Liban: Rachid Daif: Ecrivain libanais
Je n’écris pas pour réformer. C’est plutôt vers le sens de l’humain que je vais. En me questionnant moi-même, par exemple, comment nous, les militants de gauche des années 1960 et 1970, croyons être les maîtres de l’histoire. Nous avons réalisé que nous ne sommes que les agents de l’histoire. Alors que l’histoire n’est pas la somme des volontés individuelles, c’est ce que je dis dans mon roman Mon cher Kawabata. Nous voulions construire notre pays, construire le socialisme, vaincre Israël et tout à coup nous avions réalisé que l’histoire allait dans un autre sens. Aujourd’hui, c’est la même chose : tous les Libanais, je dis bien tous les Libanais actifs dans la crise, ne sont que des instruments. Ceux qui ont l’impression qu’ils font l’événement ne sont en fait que des moyens, du plus grand d’entre eux qui se prend pour Dieu au plus petit. Malheureusement, les Libanais épousent facilement les causes des autres. Ils sont plus Occidentaux que les Occidentaux, plus nassériens que Nasser, plus Palestiniens que les Palestiniens et plus Iraniens que les Iraniens. C’est un pays qui est fait de beaucoup de contradictions et donc facilement utilisable par l’extérieur.

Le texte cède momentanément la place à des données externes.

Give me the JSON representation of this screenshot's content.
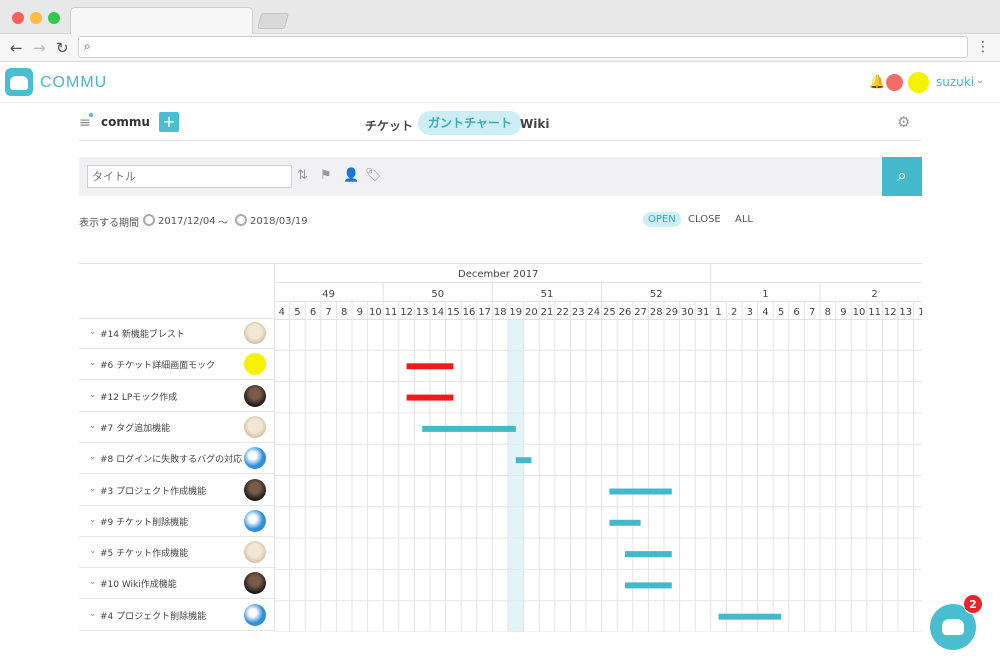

Des contradictions mais qui sont aussi une richesse presque unique dans le Monde arabe. Le Liban est souvent aperçu comme l’espace entre Hayfa Wahbi et Hassan Nasrallah…
On peut voir la variété comme le côté positif de cela. C’est très beau une telle richesse qui constitue un lien avec toutes les communautés de la Terre. Le Liban reste l’espace de rencontre des différentes idées, religions, philosophies. Un pays qui compte quarante universités. C’est un pays arabe où la langue française est vivace et où l’anglais s’épanouit peu à peu. Malheureusement, ce pays aussi varié est beau, et tout ce qui est beau est mangeable. Un pays qu’Israël veut détruire, un pays entouré de régimes arabes moyenâgeux qui ne sont pas encore entrés dans la modernité.
Voyez-vous une issue à la crise politique ?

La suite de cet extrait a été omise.